Measures to control inflation.
- RBI is tasked with controlling inflation in India.
- The Reserve Bank of India (RBI) Act, 1934 was amended in May 2016 to provide a legal framework for implementing effective inflation-targeting measures.
- This changed RBI’s dual role of controlling inflation along with maintaining development and allowed them to fully concentrate on controlling inflation.
- RBI uses multiple methods to achieve this aim such as,
a. Quantitative Tools
- Statutory Liquidity ratio (SLR): To combat inflation, the RBI must raise the SLR. Higher SLR means banks need to keep a larger amount as liquid assets. As a result, the money available to be lend to the market declines, lending rates rise. Market liquidity will shrink, as a result, inflation is controlled.
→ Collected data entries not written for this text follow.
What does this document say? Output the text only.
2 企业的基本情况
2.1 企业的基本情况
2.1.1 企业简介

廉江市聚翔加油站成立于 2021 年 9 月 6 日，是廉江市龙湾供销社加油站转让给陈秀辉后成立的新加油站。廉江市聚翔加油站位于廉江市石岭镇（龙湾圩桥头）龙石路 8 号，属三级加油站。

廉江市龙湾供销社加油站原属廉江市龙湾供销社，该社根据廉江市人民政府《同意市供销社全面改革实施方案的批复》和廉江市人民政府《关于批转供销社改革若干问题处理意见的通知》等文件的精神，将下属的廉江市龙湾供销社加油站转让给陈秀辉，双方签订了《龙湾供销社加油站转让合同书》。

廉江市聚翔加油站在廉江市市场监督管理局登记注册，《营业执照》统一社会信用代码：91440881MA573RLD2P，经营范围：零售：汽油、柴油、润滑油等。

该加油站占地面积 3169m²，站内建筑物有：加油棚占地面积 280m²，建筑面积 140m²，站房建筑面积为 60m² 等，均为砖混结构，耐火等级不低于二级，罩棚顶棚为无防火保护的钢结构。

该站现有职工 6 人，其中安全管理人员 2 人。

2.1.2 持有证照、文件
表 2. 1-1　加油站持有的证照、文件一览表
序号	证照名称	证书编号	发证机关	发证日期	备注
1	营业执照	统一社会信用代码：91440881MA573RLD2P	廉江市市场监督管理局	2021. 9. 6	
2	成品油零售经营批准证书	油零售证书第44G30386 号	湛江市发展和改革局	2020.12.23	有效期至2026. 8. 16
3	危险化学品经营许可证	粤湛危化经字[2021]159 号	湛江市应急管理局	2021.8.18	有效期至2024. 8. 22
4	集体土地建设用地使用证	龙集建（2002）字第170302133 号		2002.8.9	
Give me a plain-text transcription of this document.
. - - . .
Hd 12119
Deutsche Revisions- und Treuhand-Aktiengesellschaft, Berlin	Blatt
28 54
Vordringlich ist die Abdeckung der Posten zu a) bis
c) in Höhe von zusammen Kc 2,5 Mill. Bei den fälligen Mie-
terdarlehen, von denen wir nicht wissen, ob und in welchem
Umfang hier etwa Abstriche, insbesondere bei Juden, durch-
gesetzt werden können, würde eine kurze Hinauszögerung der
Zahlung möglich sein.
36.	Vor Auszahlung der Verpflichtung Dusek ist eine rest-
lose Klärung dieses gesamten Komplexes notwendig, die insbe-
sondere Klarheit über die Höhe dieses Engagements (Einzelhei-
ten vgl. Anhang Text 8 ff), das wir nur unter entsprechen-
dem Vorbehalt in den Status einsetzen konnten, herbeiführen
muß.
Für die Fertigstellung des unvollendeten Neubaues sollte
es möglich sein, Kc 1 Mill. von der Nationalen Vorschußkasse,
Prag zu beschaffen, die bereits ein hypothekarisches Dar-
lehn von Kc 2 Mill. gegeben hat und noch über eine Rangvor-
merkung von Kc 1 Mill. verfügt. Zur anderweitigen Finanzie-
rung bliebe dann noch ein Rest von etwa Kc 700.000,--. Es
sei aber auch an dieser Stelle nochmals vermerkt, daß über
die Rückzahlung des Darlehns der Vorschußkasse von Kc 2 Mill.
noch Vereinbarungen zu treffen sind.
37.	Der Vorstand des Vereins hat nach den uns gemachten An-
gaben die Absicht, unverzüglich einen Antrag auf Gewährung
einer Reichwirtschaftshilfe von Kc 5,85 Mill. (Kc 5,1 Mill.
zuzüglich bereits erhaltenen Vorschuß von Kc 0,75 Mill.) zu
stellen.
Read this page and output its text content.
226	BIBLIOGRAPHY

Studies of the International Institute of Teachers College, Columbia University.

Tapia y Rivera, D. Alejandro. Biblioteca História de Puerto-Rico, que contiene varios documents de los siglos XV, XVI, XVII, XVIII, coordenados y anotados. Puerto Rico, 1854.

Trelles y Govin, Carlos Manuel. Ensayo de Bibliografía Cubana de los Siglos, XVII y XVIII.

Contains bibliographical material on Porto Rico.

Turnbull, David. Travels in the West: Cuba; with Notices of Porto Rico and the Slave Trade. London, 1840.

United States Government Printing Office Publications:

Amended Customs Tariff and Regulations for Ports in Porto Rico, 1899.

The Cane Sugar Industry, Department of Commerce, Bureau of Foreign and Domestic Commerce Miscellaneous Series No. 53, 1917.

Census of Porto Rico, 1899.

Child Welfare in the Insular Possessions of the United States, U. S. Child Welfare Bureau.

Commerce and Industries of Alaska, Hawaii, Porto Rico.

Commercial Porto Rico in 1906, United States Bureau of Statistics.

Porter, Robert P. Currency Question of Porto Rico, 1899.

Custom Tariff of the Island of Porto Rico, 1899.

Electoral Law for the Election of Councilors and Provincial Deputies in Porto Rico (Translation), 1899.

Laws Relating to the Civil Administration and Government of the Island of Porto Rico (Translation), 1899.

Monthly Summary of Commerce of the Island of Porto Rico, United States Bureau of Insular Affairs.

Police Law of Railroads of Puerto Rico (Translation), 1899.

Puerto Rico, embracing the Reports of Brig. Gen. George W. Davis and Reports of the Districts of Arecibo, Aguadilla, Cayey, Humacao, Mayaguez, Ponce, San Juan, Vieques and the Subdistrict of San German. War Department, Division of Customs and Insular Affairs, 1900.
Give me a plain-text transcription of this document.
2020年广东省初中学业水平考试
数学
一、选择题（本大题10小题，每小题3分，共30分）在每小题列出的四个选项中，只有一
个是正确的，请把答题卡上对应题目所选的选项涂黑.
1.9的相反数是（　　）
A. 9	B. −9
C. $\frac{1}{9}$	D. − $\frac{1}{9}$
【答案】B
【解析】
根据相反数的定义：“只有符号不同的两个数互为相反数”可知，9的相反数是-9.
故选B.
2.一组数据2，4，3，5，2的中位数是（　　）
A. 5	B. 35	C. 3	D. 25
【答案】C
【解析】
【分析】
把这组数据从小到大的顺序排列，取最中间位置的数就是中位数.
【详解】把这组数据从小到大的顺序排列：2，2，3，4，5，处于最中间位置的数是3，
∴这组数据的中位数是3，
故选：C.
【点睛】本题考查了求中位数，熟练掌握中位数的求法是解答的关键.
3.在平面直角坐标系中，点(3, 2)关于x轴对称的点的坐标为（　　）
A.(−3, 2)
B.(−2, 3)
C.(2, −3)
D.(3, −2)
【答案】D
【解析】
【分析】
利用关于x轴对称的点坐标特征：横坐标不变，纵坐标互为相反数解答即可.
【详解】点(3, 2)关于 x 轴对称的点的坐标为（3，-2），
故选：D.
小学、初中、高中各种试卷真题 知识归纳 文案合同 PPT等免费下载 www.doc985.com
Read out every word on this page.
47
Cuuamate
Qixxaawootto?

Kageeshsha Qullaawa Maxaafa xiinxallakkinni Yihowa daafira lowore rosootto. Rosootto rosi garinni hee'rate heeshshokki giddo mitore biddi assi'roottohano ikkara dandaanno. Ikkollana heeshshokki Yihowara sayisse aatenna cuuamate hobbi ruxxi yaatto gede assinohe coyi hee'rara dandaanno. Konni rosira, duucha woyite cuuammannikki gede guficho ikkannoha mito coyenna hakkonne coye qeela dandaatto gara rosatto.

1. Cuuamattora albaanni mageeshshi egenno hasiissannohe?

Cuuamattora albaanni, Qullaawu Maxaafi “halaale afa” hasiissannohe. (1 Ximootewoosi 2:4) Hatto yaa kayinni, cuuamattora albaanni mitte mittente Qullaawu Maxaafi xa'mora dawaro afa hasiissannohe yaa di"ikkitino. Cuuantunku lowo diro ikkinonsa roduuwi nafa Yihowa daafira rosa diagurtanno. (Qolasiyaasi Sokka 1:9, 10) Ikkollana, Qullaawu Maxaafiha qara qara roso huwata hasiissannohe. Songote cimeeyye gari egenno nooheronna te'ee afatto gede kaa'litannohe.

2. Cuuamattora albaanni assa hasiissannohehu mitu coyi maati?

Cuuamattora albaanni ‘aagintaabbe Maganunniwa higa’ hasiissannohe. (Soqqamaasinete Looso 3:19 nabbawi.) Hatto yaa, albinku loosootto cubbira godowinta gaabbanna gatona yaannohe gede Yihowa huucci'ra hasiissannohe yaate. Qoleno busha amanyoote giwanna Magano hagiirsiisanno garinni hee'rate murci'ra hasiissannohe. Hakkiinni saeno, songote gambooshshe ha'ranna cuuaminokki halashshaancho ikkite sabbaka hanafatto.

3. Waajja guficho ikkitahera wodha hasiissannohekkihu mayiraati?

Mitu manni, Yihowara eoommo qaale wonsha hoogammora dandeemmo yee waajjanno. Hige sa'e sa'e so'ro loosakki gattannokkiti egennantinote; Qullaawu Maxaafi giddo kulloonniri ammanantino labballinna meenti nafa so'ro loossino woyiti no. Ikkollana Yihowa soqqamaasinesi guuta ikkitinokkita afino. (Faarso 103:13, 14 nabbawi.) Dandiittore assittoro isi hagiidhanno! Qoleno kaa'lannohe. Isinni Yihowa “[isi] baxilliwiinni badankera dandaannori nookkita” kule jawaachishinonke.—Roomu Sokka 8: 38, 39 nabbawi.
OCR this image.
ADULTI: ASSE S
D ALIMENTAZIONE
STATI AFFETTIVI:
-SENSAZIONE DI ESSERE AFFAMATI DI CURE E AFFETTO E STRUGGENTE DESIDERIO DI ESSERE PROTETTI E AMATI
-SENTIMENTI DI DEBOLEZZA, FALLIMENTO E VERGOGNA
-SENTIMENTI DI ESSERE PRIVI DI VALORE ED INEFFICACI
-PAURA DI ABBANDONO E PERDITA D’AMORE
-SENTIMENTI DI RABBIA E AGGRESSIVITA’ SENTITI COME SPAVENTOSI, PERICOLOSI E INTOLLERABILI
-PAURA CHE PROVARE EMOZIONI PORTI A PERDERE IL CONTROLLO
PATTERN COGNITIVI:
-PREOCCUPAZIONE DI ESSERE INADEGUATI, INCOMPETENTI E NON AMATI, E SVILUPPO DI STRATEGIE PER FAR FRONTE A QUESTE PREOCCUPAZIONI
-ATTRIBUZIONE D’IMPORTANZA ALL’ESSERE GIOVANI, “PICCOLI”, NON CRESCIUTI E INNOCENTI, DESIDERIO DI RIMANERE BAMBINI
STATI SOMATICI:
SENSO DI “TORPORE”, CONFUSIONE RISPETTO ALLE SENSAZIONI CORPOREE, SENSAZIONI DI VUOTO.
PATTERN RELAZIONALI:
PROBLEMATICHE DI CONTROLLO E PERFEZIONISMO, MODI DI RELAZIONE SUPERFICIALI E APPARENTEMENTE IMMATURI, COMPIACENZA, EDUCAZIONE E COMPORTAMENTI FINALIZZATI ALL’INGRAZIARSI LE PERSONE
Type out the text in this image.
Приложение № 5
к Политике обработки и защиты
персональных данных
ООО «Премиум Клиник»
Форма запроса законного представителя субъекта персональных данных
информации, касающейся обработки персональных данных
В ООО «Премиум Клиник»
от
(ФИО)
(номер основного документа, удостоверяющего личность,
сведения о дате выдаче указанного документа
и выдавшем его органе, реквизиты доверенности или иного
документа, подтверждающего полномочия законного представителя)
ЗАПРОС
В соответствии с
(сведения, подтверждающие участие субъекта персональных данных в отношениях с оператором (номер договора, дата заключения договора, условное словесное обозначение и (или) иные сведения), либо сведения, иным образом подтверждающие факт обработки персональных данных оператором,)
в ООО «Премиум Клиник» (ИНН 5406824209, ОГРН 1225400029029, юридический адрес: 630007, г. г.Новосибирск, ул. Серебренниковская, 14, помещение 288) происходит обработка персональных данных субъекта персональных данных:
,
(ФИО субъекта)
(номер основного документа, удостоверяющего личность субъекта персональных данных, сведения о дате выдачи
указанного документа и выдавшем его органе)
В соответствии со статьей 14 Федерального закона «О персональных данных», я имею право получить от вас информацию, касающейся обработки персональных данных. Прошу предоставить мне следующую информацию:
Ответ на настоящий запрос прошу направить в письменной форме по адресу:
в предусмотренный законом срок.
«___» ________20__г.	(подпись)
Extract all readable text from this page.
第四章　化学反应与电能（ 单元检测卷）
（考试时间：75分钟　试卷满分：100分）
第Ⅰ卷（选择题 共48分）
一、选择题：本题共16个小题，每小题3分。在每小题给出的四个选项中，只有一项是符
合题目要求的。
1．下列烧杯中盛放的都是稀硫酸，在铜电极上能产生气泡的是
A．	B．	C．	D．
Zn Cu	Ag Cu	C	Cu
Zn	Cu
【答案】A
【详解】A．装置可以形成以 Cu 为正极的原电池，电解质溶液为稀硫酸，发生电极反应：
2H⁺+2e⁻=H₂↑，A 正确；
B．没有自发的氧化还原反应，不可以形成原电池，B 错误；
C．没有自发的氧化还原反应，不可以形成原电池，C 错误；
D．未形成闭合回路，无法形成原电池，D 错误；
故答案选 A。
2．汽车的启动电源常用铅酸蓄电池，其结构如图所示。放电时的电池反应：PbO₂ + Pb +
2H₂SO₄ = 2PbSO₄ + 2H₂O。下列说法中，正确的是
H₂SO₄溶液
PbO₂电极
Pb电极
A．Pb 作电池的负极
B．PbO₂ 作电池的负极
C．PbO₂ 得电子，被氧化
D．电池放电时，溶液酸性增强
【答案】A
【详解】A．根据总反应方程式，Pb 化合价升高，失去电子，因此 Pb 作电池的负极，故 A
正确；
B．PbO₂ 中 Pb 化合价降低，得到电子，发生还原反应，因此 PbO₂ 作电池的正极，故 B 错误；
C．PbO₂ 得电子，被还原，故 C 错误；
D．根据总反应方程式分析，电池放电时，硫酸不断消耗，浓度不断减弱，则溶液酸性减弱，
- Cash Reserve Ratio (CRR): CRR works in a similar fashion as SLR where the only difference is that the reserve must be in for of cash. Also, this money is kept is a special RBI vault instead of with the banks themselves. This also results in a reduction in total liquidity available in the market.
- Repo Rate: Repo Rate is the rate at which RBI lends to commercial banks.Increase of repo rate results in reduction of borrowing of commercial banks from RBI. This in turn results in lower liquidity available in market.
- Reverse Repo rate: It encourages banks to park funds with the RBI rather than lend to the private sector by giving higher rates of interest.
- Marginal Standing Facility (MSF): Allows banks to borrow money with an interest rate above the repo rate. Increasing MSF rate will result in higher cost of business for banks and will result in lower liquidity supply in market.
- Open Market Operation (OMO): RBI directly intervenes and sells government bonds to reduce liquidity in market.
- Market Stabilisation Scheme (MSS): Similar to OMO, here also RBI sells government bonds to reduce liquidity. However, this is done to tackle a sudden rise in liquidity rather than normal inflation.
b. Qualitative Tools
- Fixed Margin Requirement: Margin Requirement refers to the percentage of value of a collateral that can be given out as loan. A higher FMR means for the same collateral, the money you can receive will be reduced.
- Moral Suasion: RBI can nudge the Banks to increase their lending rates so which will result in reduced liquidity in the market.
- Credit Control: RBI can direct banks to increase lending to a specific sector.This can help to increase production hence reducing supply side inflation.